Luckily, we are starting to see that. 2017 was the best year yet for active ETF launches and flows. But, even after a great year, active ETFs still make up a measly 1% of total ETF assets! The runway is long, and it’s a great opportunity for active managers to reintroduce their management styles and strategies to a newer audience.
Within fixed income ETFs, active managers have been prevalent and successful. Front-running and transparency issues are seemingly of less importance, and some of the best and largest names in active management have entered the fold. Within equities, the adoption has been slower, particularly as active managers wait for regulatory answers to non-transparent active ETFs structures.

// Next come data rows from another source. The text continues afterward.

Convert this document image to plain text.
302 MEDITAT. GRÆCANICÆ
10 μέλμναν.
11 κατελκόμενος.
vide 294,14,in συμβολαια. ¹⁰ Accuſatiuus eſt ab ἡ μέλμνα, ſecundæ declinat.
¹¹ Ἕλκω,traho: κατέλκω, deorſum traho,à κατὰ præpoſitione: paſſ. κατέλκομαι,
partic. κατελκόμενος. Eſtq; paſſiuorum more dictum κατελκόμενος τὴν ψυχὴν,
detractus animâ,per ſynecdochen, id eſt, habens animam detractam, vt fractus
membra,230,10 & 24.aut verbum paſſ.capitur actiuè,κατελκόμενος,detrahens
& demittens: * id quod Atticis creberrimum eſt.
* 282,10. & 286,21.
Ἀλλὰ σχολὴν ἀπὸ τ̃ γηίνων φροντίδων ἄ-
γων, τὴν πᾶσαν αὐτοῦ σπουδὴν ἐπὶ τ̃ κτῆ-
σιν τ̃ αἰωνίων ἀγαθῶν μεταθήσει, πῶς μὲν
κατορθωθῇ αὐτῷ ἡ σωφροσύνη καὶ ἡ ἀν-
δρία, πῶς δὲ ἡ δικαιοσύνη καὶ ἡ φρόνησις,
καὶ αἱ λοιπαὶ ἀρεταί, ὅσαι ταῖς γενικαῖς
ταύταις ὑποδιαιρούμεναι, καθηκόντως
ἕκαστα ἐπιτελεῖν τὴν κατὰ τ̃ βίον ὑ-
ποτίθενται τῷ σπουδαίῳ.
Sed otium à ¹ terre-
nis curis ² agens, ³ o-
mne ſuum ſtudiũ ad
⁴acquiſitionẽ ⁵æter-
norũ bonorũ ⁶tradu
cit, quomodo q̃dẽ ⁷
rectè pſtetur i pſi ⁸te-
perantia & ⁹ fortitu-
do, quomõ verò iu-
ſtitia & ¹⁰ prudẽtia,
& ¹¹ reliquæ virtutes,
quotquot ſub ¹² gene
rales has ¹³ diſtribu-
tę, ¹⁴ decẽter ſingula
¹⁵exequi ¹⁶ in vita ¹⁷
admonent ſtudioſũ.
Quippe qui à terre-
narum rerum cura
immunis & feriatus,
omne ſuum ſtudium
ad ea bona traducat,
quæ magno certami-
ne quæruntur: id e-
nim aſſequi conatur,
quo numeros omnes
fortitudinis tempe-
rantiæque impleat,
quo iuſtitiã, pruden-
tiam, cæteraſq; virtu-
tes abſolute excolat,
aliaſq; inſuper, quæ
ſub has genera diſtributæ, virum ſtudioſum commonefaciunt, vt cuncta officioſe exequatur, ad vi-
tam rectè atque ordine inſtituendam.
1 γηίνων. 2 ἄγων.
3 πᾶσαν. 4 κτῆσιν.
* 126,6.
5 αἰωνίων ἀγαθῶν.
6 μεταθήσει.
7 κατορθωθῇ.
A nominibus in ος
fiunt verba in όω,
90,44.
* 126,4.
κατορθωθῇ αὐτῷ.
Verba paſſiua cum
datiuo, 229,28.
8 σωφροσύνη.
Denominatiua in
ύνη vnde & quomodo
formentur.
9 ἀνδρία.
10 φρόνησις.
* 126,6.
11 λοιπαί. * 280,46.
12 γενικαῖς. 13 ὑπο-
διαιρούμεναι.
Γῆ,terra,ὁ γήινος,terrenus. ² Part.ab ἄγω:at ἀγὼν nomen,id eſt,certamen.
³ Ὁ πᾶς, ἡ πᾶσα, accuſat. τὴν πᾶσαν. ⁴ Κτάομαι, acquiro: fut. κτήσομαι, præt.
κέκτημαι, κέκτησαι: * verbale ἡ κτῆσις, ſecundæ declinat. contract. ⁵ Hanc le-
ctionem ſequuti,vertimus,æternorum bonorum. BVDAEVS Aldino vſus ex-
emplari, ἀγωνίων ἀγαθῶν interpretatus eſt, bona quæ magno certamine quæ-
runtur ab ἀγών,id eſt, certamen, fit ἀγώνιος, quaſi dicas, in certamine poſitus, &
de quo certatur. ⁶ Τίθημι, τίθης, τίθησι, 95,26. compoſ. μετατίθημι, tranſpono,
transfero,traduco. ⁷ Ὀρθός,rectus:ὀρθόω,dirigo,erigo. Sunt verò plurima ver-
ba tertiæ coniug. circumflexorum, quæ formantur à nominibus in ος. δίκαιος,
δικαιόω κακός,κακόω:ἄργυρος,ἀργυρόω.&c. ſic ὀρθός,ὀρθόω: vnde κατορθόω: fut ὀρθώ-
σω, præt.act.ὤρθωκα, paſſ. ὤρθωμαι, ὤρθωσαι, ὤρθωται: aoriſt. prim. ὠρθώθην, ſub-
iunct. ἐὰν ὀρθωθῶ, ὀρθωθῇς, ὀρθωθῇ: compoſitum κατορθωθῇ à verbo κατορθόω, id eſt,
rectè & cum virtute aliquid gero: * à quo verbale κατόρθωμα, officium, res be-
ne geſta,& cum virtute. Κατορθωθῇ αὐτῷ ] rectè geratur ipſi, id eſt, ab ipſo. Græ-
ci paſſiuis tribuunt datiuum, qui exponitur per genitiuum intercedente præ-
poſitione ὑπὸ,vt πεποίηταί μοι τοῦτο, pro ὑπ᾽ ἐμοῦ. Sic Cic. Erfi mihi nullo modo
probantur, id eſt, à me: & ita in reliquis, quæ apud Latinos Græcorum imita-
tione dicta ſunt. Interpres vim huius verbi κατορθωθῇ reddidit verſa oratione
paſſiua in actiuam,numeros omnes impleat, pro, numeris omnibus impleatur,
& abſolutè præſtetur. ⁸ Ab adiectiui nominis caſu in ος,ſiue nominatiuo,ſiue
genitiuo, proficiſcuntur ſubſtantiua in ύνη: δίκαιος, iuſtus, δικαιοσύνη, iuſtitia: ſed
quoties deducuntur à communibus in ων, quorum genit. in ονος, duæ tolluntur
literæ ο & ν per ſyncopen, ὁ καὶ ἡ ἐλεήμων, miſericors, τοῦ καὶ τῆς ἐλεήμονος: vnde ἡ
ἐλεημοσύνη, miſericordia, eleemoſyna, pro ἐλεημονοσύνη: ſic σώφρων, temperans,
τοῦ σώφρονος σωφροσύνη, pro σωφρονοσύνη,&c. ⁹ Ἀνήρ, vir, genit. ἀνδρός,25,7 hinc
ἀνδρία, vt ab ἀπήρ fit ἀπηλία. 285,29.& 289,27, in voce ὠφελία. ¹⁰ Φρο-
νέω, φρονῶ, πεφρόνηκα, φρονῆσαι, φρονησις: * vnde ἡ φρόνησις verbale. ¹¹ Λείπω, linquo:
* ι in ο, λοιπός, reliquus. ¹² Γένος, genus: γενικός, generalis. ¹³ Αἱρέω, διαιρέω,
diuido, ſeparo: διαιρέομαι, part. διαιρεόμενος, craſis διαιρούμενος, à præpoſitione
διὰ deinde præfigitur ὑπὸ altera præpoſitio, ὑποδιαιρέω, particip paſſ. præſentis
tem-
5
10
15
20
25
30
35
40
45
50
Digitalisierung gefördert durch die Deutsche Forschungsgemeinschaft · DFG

However, we have seen high-profile managers enter, or at least file for entry into, the active transparent space.
2018 certainly may require more active navigation than 2017, which was as smooth a market as we have seen in decades. Rising interest rates, elevated valuations, dropping correlations, and other factors could all bode well for active managers to outperform in the coming years.
So, get out there, and get active! Investors may find active managers do add value and the old adage is true: you get what you pay for.